Getting to a Nominee’s View of the Constitution

Harriet Miers has submitted her response to the questionnaire of the Senate Judiciary Committee. Her response reveals her to be a competent, ambitious, corporate functionary. She rose through the ranks to lead her law firm and the Texas Bar while representing big corporations (that’s what big law firms do) and participating in every conceivable community/legal/charitable/do-good organization in sight. No wonder she didn’t have much of a personal life. She was out networking, connecting, schmoozing and getting ahead. Like Woody Allen, she showed the value of “showing up”. Even so, she ends up with a fraction of the net worth of John Roberts. Maybe she should have come to Washington sooner. John Roberts’s questionnaire revealed precious little in community involvement, in fact virtually none. He was a legal eagle with little time for the rest of life.

There are different roads to the Supreme Court then. But the end result? Both nominees answered a question about judicial activism. Though phrased differently, they said the same thing and often used the same words like “humility” and “limited”. But it is clear that each wrote their own response. Roberts quotes Felix Frankfurter, Miers cites her mentor, Federal District Judge Joe Estes. Roberts quotes Chief Justice John Marshall, Miers cites her experience on the Dallas City Council. The end result is the same—judicial restraint is a good thing. The legal experience revealed shows a gulf as wide as the Atlantic. Roberts is a major leaguer; Miers is minor league all the way.

But does life experience give us hope that Miers will understand the personal side of the cases she will decide? Amidst all the corporate and legal memberships she has had over the years, Miers lists being Chair of the Advisory Committee of Girls, Inc. (1987), a member of the Progressive Voters League (1987) and a Board member of the YWCA and Goodwill Industries (no dates given), and a member of Meals on Wheels (no dates given). Was this social conscience jettisoned as she entered politics or does she still have it, though hidden?

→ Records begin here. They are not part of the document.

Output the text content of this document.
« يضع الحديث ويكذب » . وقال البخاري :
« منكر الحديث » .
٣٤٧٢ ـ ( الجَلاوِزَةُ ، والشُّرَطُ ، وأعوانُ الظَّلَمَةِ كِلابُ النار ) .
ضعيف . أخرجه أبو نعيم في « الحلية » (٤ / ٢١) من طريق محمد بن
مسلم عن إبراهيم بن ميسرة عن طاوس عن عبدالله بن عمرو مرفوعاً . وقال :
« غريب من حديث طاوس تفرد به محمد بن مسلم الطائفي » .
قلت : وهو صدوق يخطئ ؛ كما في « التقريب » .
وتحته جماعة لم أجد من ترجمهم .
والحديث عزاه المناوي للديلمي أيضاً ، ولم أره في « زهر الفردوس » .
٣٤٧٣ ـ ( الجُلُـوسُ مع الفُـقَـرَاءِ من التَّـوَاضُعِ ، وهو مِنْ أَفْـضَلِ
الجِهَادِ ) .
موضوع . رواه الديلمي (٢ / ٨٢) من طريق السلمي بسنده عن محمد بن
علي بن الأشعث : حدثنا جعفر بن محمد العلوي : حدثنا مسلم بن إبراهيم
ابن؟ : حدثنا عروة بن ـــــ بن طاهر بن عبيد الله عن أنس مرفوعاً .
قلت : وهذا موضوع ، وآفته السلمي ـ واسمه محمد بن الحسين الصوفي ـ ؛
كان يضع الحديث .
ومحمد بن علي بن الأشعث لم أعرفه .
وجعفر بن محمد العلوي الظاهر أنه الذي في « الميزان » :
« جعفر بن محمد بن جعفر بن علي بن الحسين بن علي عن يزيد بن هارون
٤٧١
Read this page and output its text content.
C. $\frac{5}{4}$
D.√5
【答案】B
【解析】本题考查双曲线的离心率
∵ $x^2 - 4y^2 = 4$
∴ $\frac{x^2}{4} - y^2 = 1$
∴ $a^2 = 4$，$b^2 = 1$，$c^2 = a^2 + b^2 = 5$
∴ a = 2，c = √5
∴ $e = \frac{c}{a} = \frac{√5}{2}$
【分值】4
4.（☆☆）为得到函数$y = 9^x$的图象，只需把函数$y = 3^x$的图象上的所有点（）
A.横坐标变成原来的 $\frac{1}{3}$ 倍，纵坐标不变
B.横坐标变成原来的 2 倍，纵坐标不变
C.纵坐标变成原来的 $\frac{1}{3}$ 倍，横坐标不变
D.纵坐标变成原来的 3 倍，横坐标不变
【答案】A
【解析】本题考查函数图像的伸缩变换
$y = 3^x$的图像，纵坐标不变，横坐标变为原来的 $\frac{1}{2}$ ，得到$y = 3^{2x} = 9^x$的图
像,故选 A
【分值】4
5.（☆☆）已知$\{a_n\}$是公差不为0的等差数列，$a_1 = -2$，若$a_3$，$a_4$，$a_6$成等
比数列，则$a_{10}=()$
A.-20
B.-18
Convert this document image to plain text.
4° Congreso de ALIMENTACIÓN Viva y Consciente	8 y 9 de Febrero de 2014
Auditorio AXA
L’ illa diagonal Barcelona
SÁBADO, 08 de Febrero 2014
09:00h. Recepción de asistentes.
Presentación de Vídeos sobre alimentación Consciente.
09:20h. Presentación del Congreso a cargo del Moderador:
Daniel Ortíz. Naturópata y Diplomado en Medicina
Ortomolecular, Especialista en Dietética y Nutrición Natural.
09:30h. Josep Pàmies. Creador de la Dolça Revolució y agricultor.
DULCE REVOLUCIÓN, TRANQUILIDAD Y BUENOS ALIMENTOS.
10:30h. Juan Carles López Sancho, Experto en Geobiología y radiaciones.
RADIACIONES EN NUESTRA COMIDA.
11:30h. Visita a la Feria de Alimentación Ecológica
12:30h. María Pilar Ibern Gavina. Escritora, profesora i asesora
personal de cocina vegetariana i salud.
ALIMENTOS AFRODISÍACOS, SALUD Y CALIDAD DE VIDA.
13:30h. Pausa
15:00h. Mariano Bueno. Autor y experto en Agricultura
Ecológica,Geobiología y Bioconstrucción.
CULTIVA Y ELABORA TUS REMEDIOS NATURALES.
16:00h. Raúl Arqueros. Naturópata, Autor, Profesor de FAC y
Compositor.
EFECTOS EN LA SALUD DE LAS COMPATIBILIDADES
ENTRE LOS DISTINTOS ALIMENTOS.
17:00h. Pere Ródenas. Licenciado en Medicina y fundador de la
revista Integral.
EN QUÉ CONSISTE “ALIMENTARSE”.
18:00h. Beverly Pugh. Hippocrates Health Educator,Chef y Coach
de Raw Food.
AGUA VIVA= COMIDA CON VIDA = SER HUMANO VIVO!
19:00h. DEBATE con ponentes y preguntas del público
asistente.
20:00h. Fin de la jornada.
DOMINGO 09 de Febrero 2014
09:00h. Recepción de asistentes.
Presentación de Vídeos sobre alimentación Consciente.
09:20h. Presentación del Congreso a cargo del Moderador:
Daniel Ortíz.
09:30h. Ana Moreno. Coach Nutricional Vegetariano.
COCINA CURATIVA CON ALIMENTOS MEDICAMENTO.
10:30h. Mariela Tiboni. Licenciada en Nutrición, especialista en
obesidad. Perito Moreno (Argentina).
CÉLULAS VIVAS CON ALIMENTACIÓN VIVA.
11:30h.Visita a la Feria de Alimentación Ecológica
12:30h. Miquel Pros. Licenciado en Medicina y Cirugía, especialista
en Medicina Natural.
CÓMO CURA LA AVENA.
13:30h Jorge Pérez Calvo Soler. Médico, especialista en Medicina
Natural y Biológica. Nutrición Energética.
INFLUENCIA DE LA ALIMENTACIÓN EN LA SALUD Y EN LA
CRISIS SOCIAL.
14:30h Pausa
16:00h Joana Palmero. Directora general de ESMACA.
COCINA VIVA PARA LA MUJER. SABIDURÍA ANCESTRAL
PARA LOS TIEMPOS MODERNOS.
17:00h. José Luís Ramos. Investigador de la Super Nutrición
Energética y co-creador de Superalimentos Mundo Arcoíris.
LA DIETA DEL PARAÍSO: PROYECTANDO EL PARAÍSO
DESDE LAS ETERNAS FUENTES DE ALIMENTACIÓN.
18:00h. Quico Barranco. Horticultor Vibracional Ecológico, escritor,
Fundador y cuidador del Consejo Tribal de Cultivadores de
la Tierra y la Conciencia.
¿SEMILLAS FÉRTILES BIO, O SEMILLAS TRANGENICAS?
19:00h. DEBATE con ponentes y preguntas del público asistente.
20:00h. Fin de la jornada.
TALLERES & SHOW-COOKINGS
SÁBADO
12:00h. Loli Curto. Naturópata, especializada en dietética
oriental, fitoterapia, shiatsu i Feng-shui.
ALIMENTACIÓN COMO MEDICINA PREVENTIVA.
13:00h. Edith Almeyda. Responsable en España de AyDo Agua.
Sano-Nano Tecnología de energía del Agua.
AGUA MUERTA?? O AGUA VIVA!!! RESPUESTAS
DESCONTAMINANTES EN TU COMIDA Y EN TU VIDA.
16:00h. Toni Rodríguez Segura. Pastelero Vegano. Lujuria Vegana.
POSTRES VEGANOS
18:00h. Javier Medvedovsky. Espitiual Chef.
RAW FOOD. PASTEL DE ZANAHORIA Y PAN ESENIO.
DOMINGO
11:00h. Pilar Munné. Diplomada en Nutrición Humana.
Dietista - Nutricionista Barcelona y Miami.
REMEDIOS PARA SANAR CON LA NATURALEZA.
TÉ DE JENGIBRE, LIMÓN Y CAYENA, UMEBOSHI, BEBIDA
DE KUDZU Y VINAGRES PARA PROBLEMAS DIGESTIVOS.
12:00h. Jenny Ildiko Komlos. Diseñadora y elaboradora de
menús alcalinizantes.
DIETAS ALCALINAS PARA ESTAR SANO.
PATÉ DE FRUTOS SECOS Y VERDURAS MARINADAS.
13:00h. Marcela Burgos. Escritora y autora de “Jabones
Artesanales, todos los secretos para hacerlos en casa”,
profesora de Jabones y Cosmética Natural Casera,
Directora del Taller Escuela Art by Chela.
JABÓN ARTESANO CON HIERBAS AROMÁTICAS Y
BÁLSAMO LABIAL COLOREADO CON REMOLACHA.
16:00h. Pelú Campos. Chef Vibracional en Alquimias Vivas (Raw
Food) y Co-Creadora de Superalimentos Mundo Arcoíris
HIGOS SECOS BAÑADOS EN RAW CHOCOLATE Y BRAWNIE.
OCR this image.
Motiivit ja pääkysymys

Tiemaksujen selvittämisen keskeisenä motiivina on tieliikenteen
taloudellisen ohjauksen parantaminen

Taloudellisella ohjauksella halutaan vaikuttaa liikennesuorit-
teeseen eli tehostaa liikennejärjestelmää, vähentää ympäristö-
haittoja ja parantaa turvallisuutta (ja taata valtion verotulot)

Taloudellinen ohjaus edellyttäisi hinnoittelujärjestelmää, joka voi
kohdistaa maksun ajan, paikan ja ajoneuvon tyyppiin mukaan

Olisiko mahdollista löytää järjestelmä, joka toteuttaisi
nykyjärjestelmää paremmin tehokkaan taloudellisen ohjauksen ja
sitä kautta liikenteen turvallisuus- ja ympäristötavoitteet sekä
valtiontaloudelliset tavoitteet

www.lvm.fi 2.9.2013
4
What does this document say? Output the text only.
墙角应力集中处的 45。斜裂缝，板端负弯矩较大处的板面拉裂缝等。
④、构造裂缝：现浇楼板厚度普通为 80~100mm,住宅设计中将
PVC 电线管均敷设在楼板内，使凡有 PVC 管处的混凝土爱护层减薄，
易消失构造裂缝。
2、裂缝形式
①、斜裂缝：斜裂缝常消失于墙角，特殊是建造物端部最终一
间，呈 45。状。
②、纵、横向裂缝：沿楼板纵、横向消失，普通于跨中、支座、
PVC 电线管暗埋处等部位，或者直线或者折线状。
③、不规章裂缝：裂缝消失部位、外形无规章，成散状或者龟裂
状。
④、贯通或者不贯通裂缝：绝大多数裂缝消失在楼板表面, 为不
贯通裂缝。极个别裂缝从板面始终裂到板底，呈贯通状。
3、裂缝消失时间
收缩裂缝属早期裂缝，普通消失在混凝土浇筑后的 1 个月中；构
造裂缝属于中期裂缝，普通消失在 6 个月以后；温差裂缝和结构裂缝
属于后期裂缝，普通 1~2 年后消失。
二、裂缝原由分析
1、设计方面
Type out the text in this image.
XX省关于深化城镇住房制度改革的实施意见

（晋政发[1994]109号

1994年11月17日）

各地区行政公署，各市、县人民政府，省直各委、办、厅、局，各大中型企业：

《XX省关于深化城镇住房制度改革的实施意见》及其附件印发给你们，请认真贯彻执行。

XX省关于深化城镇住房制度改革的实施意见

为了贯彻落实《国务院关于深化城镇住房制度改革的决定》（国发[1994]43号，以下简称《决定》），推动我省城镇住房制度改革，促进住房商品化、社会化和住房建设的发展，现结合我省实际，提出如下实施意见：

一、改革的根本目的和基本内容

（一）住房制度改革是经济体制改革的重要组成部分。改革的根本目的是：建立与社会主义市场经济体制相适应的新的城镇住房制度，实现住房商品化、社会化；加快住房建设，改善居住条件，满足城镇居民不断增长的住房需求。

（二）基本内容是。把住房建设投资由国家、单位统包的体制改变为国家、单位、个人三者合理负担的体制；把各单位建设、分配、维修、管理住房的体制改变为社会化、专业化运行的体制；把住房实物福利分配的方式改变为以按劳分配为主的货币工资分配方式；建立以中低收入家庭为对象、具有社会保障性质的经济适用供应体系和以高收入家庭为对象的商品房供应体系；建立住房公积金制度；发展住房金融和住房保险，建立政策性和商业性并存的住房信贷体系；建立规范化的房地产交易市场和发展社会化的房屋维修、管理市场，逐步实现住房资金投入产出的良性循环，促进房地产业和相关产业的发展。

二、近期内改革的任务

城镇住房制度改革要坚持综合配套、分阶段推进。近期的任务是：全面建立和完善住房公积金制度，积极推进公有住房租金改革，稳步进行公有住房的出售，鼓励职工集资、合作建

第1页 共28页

In 1989 Miers filled out a form for the Texans United for Life. She scored 100%, or by my scoring 0%. She supported banning abortion except to save the mother’s life, and she stated that she would appear at press conferences to promote the goals of the pro-life movement and that she would participate in pro-life rallies and special events.

Is Harriet Miers the next Lewis Powell—a corporate lawyer, bar association president, a seeker of compromise and a person with a social conscience? Or is she an ideologue or an unprincipled politico who has cast aside for political expediency or in a true conversion whatever experience she might have had with the underprivileged who need more than the rest of us the protection of the law?

The Senate Judiciary Committee failed utterly to find out what kind of person John Roberts was or what his constitutional beliefs really were. It was not a fair fight. He was smarter in his answers than they were in their questions. I am sure that Harriet Miers will give similar responses to questions about a right to privacy and, despite conflicting press reports, seems to have already done so to Senator Specter.

So, it is time for a new tack. Let’s ask Miers something new. Let’s see what she is made of constitutionally. Rather than go over the same privacy questions which will elicit nothing of value, how about going through the 1988 Report to the Attorney General: “The Constitution in the Year 2000: Choices Ahead in Constitutional Interpretation.” This Report lays out 15 vital constitutional issues facing the court. Now clearly the nominee will not answer direct questions on probable cases, but the report gives a roadmap on possible different methods of constitutional analysis on such issues as equal protection, due process, the first amendment, and federalism. She should be asked which method of analysis she supports and why.

The issue of federalism perhaps provides the most fruitful road for probing questions. Justice Goldberg in his concurring opinion in Griswold cited the Ninth Amendment as a basis for his opinion that there were rights not specifically enumerated in the Bill of Rights that were protected from federal interference. In other words, the people had certain natural rights that could not be infringed. The Ninth Amendment has undergone numerous incarnations over the years and there is fresh scholarship on what its original meaning was, whether it was a rule of interpretation or a source of rights. Miers should be asked about natural law and what she thinks the Ninth Amendment means. Are there natural rights or not? How does a judge discern them? Are the states as well as the federal government prohibited from interfering with them? These are the new questions that Harriet Miers should be asked. Maybe then we’ll learn what is behind the façade.